Start Omhoog

Citaten uit

'Het debat over de islam in Nederland is weinig gezond'

Interview Asef Bayat

Tomas Vanheste, VN 12 mei 2007

Asef Bayat, 'Making Islam Democratic: Social Movements and the Post Islamist Turn', Stanford University Press, ca. €20,- (paperback). < www.isim.nl >.  

Laten we een punt zetten achter de hopeloze discussie of islam, democratie en vrouwenrechten in theorie met elkaar verenigbaar zijn, en in de praktijk kijken onder welke politieke omstandigheden moslimgemeenschappen de islam democratisch maken. Dat vindt de Iraanse socioloog Asef Bayat, die de scepter zwaait over het Leidse Instituut voor de Studie van de Islam in de Moderne Wereld. Met zijn nieuwe boek wil hij de angst wegnemen voor de razernij van de moslim.

[...]

Een dezer dagen verschijnt Bayats nieuwe boek, Making Islam Democratic. Social  Movements and the Post Islamist Turn. Het is, belooft de openingzin, een bescheiden antwoord op een grote angst van onze tijd: de wereldwijde opmars van moslimrazernij. De afgewogen formulerende en zacht pratende academicus wil die angst temperen en nuance brengen in het debat over de islam.

[...]

De kernboodschap van Making Islam Democratic is dat al het getheoretiseer over de vraag of islam en democratie verenigbaar zijn zinloos is. Er is in tegenstelling tot 
wat Geert Wilders of Ayaan Hirsi Ali beweert, niets in het wezen van de islam dat het al dan niet verenigbaar maakt met de moderne wereld. Het zijn,  benadrukt Bayat, altijd mensen die betekenis leggen in heilige teksten. 

Dat klinkt tamelijk relativistisch: de waarheid is wat wij ervan maken. Maar Bayat vindt niet dat hij de vrijheid om te lezen in de koran wat we willen te ver oprekt. 

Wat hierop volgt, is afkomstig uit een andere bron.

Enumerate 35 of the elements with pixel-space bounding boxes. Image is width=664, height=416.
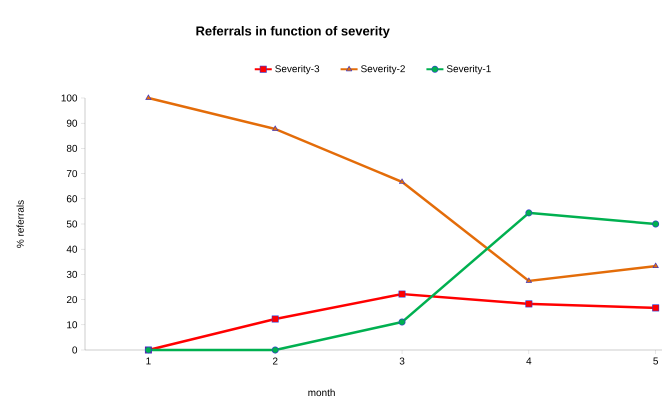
point: [145, 94, 152, 100]
point: [272, 346, 279, 354]
point: [652, 220, 660, 228]
legend-label: Severity-2: [361, 64, 405, 74]
point: [398, 318, 406, 326]
point: [272, 316, 279, 322]
y-tick-label: 30: [66, 270, 78, 278]
y-axis-title: % referrals: [16, 200, 24, 248]
x-tick-label: 4: [526, 358, 532, 364]
point: [272, 126, 278, 131]
y-tick-label: 50: [66, 220, 78, 228]
y-tick-label: 70: [66, 170, 78, 178]
y-tick-label: 100: [62, 94, 78, 102]
point: [398, 290, 406, 298]
point: [525, 300, 532, 308]
y-tick-label: 20: [66, 296, 78, 304]
y-tick-label: 40: [66, 246, 78, 253]
x-axis-title: month: [308, 388, 335, 396]
x-tick-label: 1: [146, 358, 151, 364]
x-tick-label: 5: [653, 358, 658, 364]
point: [525, 209, 532, 216]
point: [526, 277, 532, 283]
y-tick-label: 60: [66, 195, 78, 202]
y-tick-label: 10: [67, 321, 78, 328]
point: [652, 262, 659, 268]
x-tick-label: 2: [272, 358, 278, 364]
legend-label: Severity-1: [446, 64, 491, 74]
y-tick-label: 80: [66, 144, 78, 152]
chart-title: Referrals in function of severity: [196, 26, 390, 38]
legend-label: Severity-3: [275, 64, 320, 74]
y-tick-label: 0: [72, 346, 78, 354]
x-tick-label: 3: [400, 358, 404, 365]
point: [398, 178, 406, 184]
y-tick-label: 90: [66, 120, 78, 127]
point: [652, 304, 660, 312]
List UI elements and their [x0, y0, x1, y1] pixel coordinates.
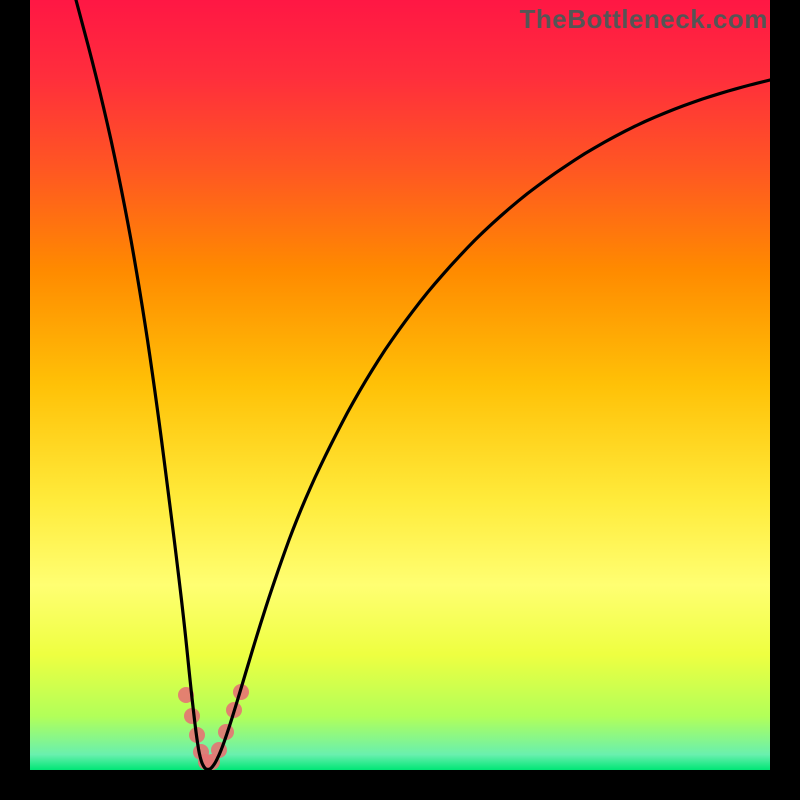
outer-border-left	[0, 0, 30, 800]
chart-container: TheBottleneck.com	[0, 0, 800, 800]
outer-border-right	[770, 0, 800, 800]
gradient-background	[30, 0, 770, 770]
outer-border-bottom	[0, 770, 800, 800]
plot-area	[30, 0, 770, 770]
watermark-text: TheBottleneck.com	[520, 4, 768, 35]
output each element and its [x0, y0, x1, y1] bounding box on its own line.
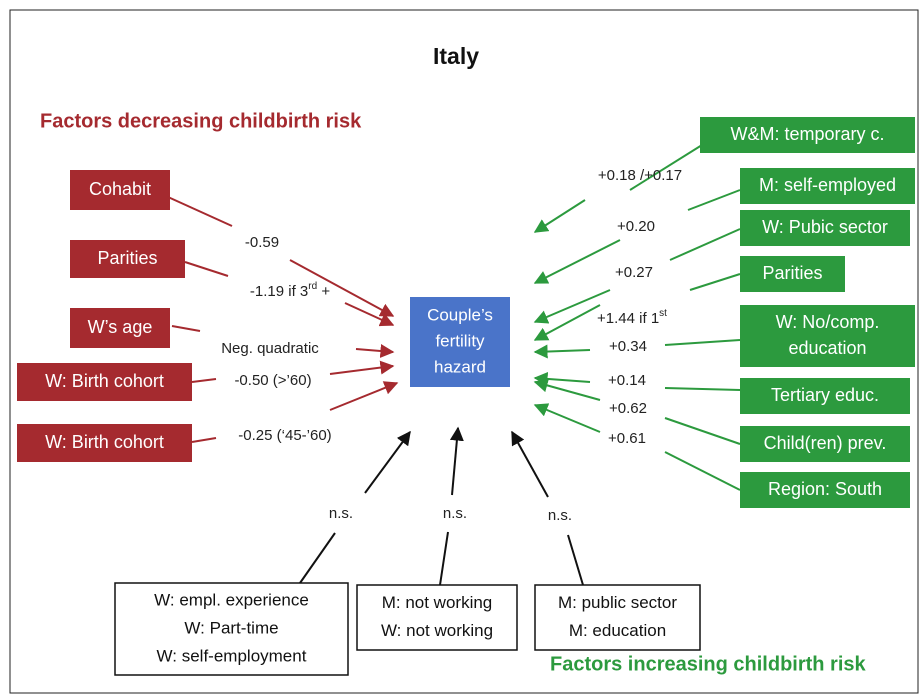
arrow	[533, 304, 601, 341]
box	[740, 256, 845, 292]
box	[70, 240, 185, 278]
effect-label: -0.25 (‘45-’60)	[238, 427, 331, 444]
arrow	[664, 339, 741, 346]
effect-label: +0.14	[608, 372, 646, 389]
box-label: W: Birth cohort	[45, 371, 164, 391]
box-label: fertility	[435, 331, 485, 350]
arrow	[567, 534, 584, 586]
box	[740, 168, 915, 204]
effect-label: -1.19 if 3rd +	[250, 281, 330, 300]
box-label: W: Birth cohort	[45, 432, 164, 452]
arrow	[533, 378, 601, 401]
arrow	[171, 325, 201, 332]
box	[740, 305, 915, 367]
effect-label: +1.44 if 1st	[597, 308, 667, 327]
effect-label: +0.61	[608, 430, 646, 447]
effect-label: +0.27	[615, 264, 653, 281]
arrow	[449, 426, 464, 496]
box-label: Parities	[762, 263, 822, 283]
effect-sup: st	[659, 308, 667, 319]
arrow	[629, 144, 703, 191]
box-label: W: No/comp.	[776, 312, 880, 332]
arrow	[191, 378, 217, 383]
box-label: Couple’s	[427, 305, 493, 324]
effect-label: Neg. quadratic	[221, 340, 319, 357]
arrow	[299, 532, 336, 584]
box	[740, 426, 910, 462]
box-label: M: not working	[382, 593, 493, 612]
effect-text: +	[317, 283, 330, 300]
arrow	[533, 199, 586, 233]
arrow	[687, 189, 741, 211]
box-label: M: education	[569, 621, 666, 640]
box	[740, 378, 910, 414]
title: Italy	[433, 43, 479, 69]
arrow	[511, 430, 549, 498]
box-label: W: empl. experience	[154, 590, 309, 609]
box-label: W’s age	[88, 317, 153, 337]
effect-label: +0.34	[609, 338, 647, 355]
box-label: Region: South	[768, 479, 882, 499]
box-label: W: not working	[381, 621, 493, 640]
box	[700, 117, 915, 153]
arrow	[191, 437, 217, 443]
arrow	[664, 417, 741, 445]
arrow	[533, 289, 611, 324]
box	[356, 584, 518, 651]
arrow	[344, 302, 395, 327]
effect-label: -0.59	[245, 234, 279, 251]
box	[17, 424, 192, 462]
arrow	[289, 259, 395, 317]
effect-label: n.s.	[548, 507, 572, 524]
box-label: M: self-employed	[759, 175, 896, 195]
arrow	[355, 344, 395, 358]
box	[740, 210, 910, 246]
box	[534, 584, 701, 651]
box	[740, 472, 910, 508]
effect-label: +0.20	[617, 218, 655, 235]
box-label: education	[788, 338, 866, 358]
box	[410, 297, 510, 387]
arrow	[533, 371, 591, 386]
arrow	[669, 228, 741, 261]
arrow	[184, 261, 229, 277]
box-label: hazard	[434, 357, 486, 376]
effect-sup: rd	[308, 281, 317, 292]
effect-label: n.s.	[329, 505, 353, 522]
box-label: W: self-employment	[157, 646, 307, 665]
arrow	[364, 430, 411, 494]
box-label: Tertiary educ.	[771, 385, 879, 405]
box-label: Child(ren) prev.	[764, 433, 887, 453]
box	[114, 582, 349, 676]
arrow	[664, 451, 741, 491]
effect-text: +1.44 if 1	[597, 310, 659, 327]
box-label: W&M: temporary c.	[730, 124, 884, 144]
arrow	[533, 403, 601, 433]
arrow	[439, 531, 449, 586]
arrow	[329, 360, 395, 375]
box-label: Cohabit	[89, 179, 151, 199]
effect-label: -0.50 (>’60)	[234, 372, 311, 389]
frame	[9, 9, 919, 694]
effect-label: +0.62	[609, 400, 647, 417]
box	[70, 170, 170, 210]
box	[17, 363, 192, 401]
effect-label: +0.18 /+0.17	[598, 167, 682, 184]
increasing-heading: Factors increasing childbirth risk	[550, 653, 867, 675]
arrow	[689, 273, 741, 291]
effect-label: n.s.	[443, 505, 467, 522]
arrow	[533, 344, 591, 359]
arrow	[533, 239, 621, 284]
box-label: Parities	[97, 248, 157, 268]
arrow	[329, 381, 399, 411]
box-label: M: public sector	[558, 593, 677, 612]
effect-text: -1.19 if 3	[250, 283, 308, 300]
box-label: W: Pubic sector	[762, 217, 888, 237]
arrow	[664, 387, 741, 391]
box	[70, 308, 170, 348]
box-label: W: Part-time	[184, 618, 278, 637]
arrow	[167, 196, 233, 227]
decreasing-heading: Factors decreasing childbirth risk	[40, 110, 362, 132]
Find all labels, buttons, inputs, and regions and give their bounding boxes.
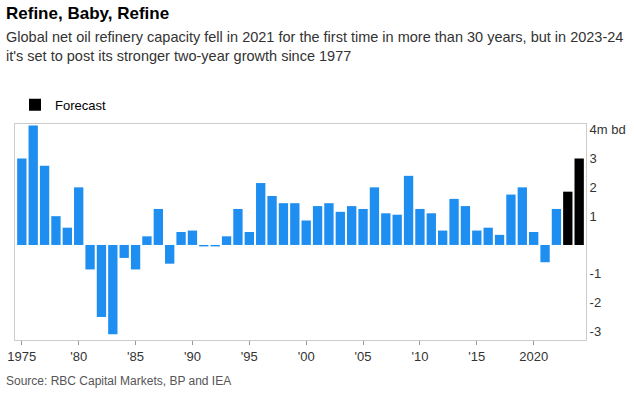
svg-text:2020: 2020 [519, 349, 548, 364]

'Natuurlijk is er een in de geschiedenis gerijpte traditie van interpretatie die dominant is. Maar in de afgelopen jaren is die traditie enorm in beweging gekomen. In Iran is men meer dan overal elders in de moslimwereld bezig geweest religieuze teksten te herinterpreteren, op basis van de verlangens van verschillende sociale groeperingen die democratisering nastreefden. Precies omdat er daar een islamitische staat was gesticht, die diepe tekortkomingen liet zien.' 

Bayat wil door vergelijkend sociologisch onderzoek laten zien onder welke omstandigheden moslims de islam tolerant, pluralistisch en democratisch maken.

[... ... ... ....]

Dat de religieuze leiders na de omwenteling [Iran 1979, Khomeini] de macht konden grijpen, was bij gebrek aan alternatief, denkt Bayat. In 1953 was het seculiere, democratische regime van Mohammed Mussadeq bij een door de CIA bekokstoofde coup omver geworpen en de sjah teruggekeerd naar Iran. Die sloopte het hele maatschappelijke middenveld inclusief vakbonden en politieke partijen. Alleen de religieuze instituties waren intact gebleven. Dat schiep voor de klasse van geestelijken de kans om zich te ontpoppen tot de aanvoerder van de revolutie, wat ze listig deed door een dubbelzinnige boodschap uit te dragen.

[...]

De dromen van vrijheid en democratisering bleken in de jaren na de revolutie illusies. Langzamerhand verdween alle kleur uit het Iraanse straatbeeld. Zwart en grijs domineerden de straten. De controle op het lichaam en op alle kleuren en smaken nam draconische vormen aan. 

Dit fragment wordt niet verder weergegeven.